Фишер. — Сейчас мы видим угрозу сталинской империи всему миру. Я должна быть информированной, чтобы вести борьбу против большевистского терроризма.
Председатель. — Нам надо поскорее заканчивать это дело, потому что в Сенате предстоит голосование по важному вопросу и нам необходимо быть там…
Сенатор Вайль. — Миссис Фишер, вы сказали, что у вас есть младший брат, какой-то композитор. Он по-прежнему живет в Штатах?
Фишер. — Да.
Сенатор Вайль. — Ваши братья поддерживали контакт во Франции? Здесь они тоже контактируют?
Фишер. — Да.
Сенатор Вайль. — Каковы ваши отношения с композитором… С вашим младшим братом?
Фишер. — Такие же, как со старшим.
Сенатор Вайль. — Следовательно, вы прервали отношения с Гансом Эйслером по тем же причинам, что и с Герхардтом?
Фишер. — Да.
Сенатор Вайль. — Ваш брат-композитор тоже коммунист?

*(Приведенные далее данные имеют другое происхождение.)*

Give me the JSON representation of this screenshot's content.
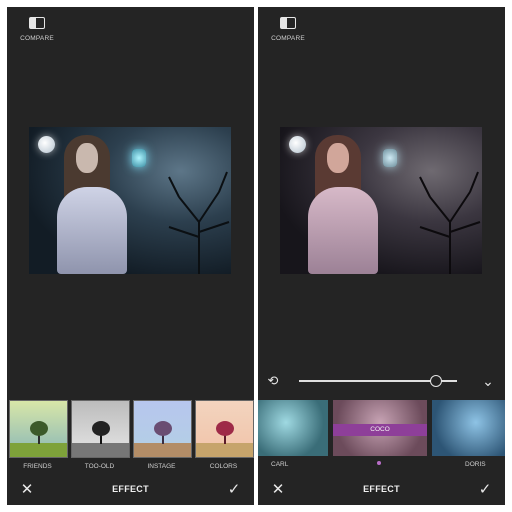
{
  "left_screen": {
    "compare_label": "COMPARE",
    "thumbnails": [
      {
        "label": "FRIENDS"
      },
      {
        "label": "TOO-OLD"
      },
      {
        "label": "INSTAGE"
      },
      {
        "label": "COLORS"
      }
    ],
    "bottom_bar": {
      "title": "EFFECT",
      "close_icon": "close-icon",
      "apply_icon": "check-icon"
    }
  },
  "right_screen": {
    "compare_label": "COMPARE",
    "slider": {
      "value": 0.87,
      "reset_icon": "reset-icon",
      "collapse_icon": "chevron-down-icon"
    },
    "effects": [
      {
        "label": "CARL"
      },
      {
        "label": "COCO",
        "selected": true
      },
      {
        "label": "DORIS"
      }
    ],
    "bottom_bar": {
      "title": "EFFECT",
      "close_icon": "close-icon",
      "apply_icon": "check-icon"
    }
  },
  "colors": {
    "background": "#242424",
    "accent": "#8e3f99"
  }
}
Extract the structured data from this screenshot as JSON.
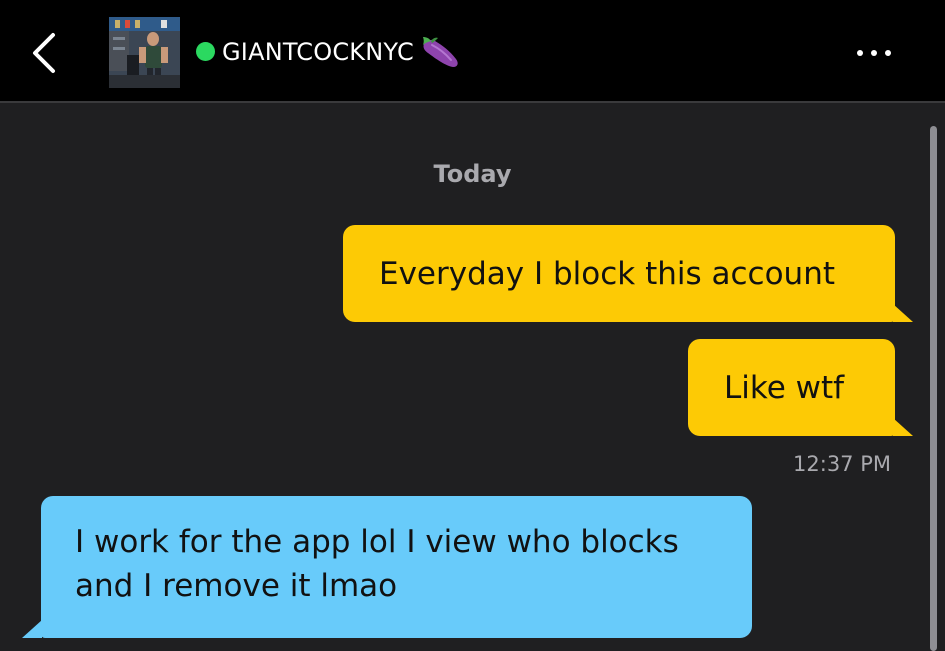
{
  "header": {
    "back_icon": "chevron-left-icon",
    "username": "GIANTCOCKNYC",
    "username_emoji": "eggplant-icon",
    "online_color": "#2bd960",
    "more_icon": "more-horizontal-icon"
  },
  "chat": {
    "date_label": "Today",
    "messages": [
      {
        "direction": "outgoing",
        "text": "Everyday I block this account"
      },
      {
        "direction": "outgoing",
        "text": "Like wtf",
        "time": "12:37 PM"
      },
      {
        "direction": "incoming",
        "text": "I work for the app lol I view who blocks and I remove it lmao"
      }
    ]
  },
  "colors": {
    "outgoing_bubble": "#fdca05",
    "incoming_bubble": "#68cbfa",
    "background": "#1f1f21",
    "header": "#000000"
  }
}
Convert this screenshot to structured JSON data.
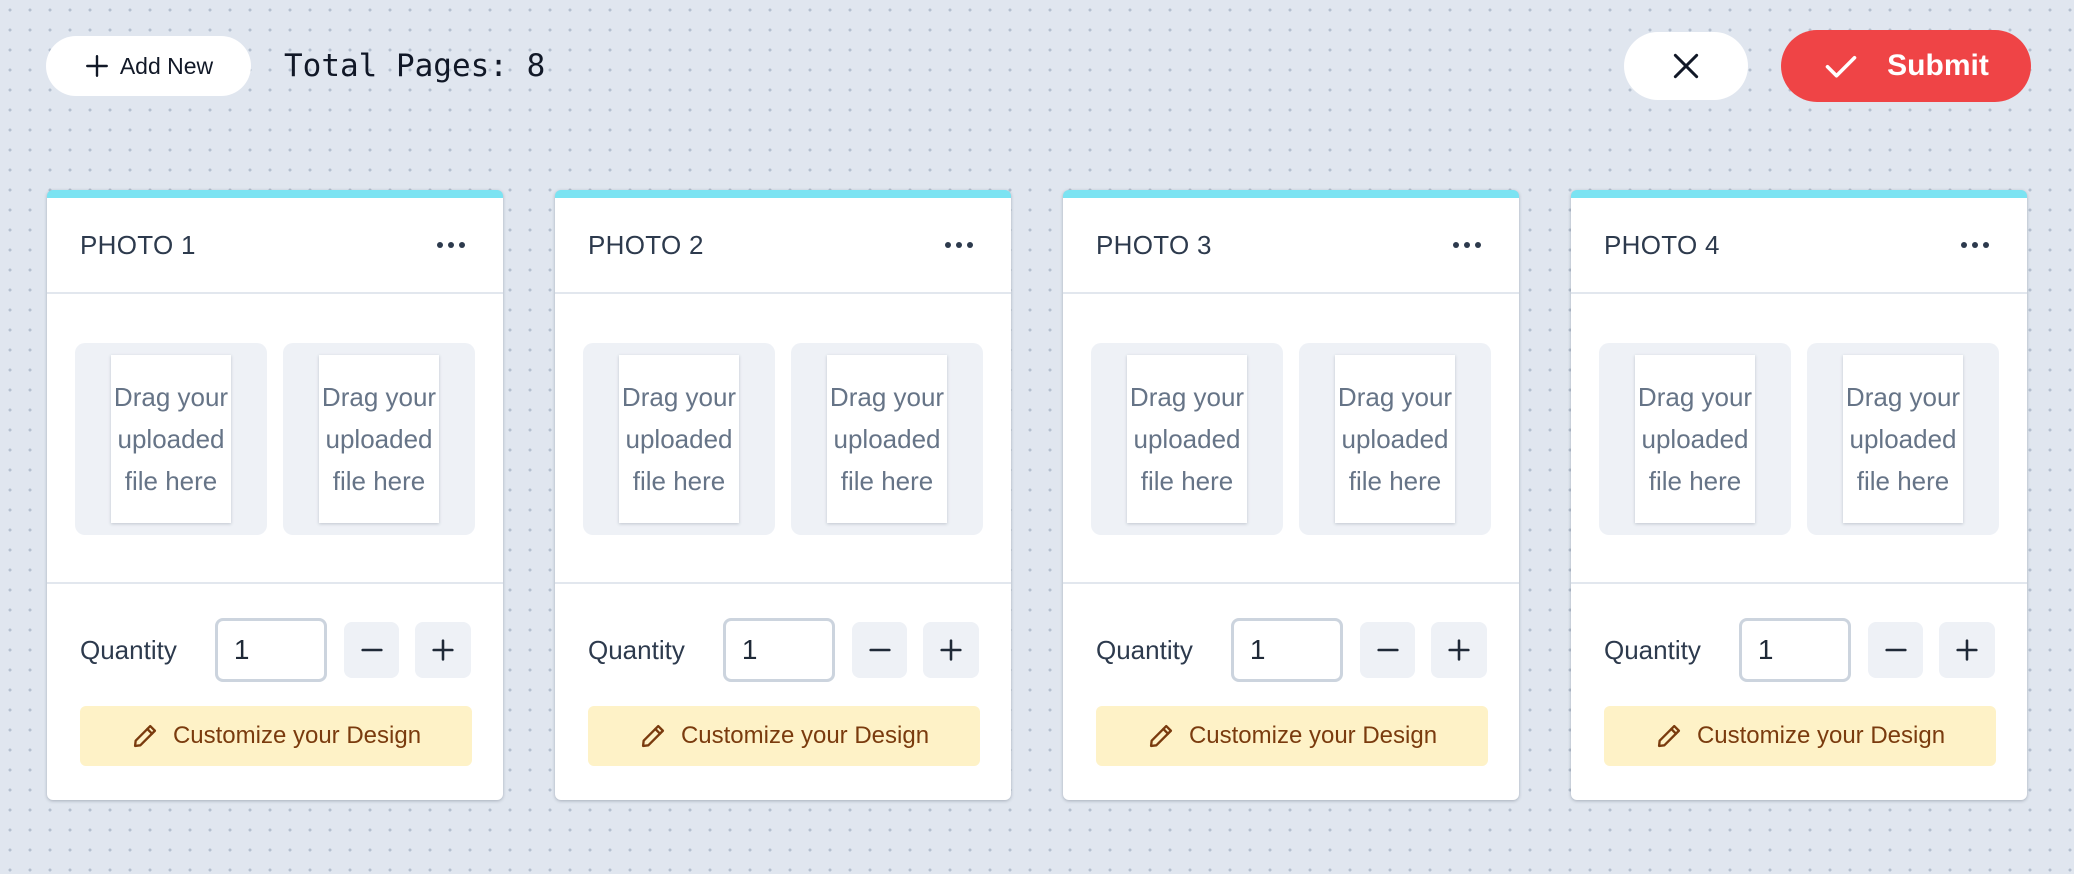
{
  "toolbar": {
    "add_new_label": "Add New",
    "total_pages_text": "Total Pages: 8",
    "submit_label": "Submit",
    "add_icon": "plus-icon",
    "close_icon": "close-icon",
    "submit_icon": "check-icon"
  },
  "colors": {
    "accent_top_border": "#7be3f2",
    "submit": "#ef4446",
    "customize_bg": "#fef2c7",
    "customize_text": "#7a3b0e",
    "background": "#e0e6ef"
  },
  "cards": [
    {
      "title": "PHOTO 1",
      "slots": [
        "Drag your uploaded file here",
        "Drag your uploaded file here"
      ],
      "quantity_label": "Quantity",
      "quantity": "1",
      "customize_label": "Customize your Design"
    },
    {
      "title": "PHOTO 2",
      "slots": [
        "Drag your uploaded file here",
        "Drag your uploaded file here"
      ],
      "quantity_label": "Quantity",
      "quantity": "1",
      "customize_label": "Customize your Design"
    },
    {
      "title": "PHOTO 3",
      "slots": [
        "Drag your uploaded file here",
        "Drag your uploaded file here"
      ],
      "quantity_label": "Quantity",
      "quantity": "1",
      "customize_label": "Customize your Design"
    },
    {
      "title": "PHOTO 4",
      "slots": [
        "Drag your uploaded file here",
        "Drag your uploaded file here"
      ],
      "quantity_label": "Quantity",
      "quantity": "1",
      "customize_label": "Customize your Design"
    }
  ]
}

Фишер. — В философском смысле — бесспорно.
Сенатор Никсон. — Он близок с Герхардтом Эйслером?
Фишер. — Да.
Сенатор Боннер. — Поскольку вам хорошо известна активность коммунистов, ответьте: как много Коминтерн направил своих людей из Москвы в Соединенные Штаты?
Фишер. — Несколько тысяч.
Штирлиц аккуратно отодвинул от себя широкий телетайпный лист, поднял голову; Роумэн сидел напротив, вытянув ноги; нижняя челюсть выпячена, словно у него случился волчий закус; волосы растрепаны, воротник рубашки расстегнут, галстук приспущен.
— А вы чего разволновались? — спросил Штирлиц. — Вы уже знали обо всем этом, когда требовали моей консультации по фашизму?
— Сейчас снова врежу, — пообещал Роумэн. — И это будет плохо.
— Эта Фишер напоминает мне Ван дер Люббе, — заметил Штирлиц.
— Сука.
— Почему? Отрабатывает свое американское гражданство. Она же запросила гражданство… Его надо заработать… Ей написали сценарий, она его толково выучила… Дамочку в свое время куда-то не избрали, обиделась… Но сюжет действительно шекспировский: так топить братьев… Нет ничего опаснее истерической климактерички, честное слово… Никто так не поддается режиссуре, как женщины…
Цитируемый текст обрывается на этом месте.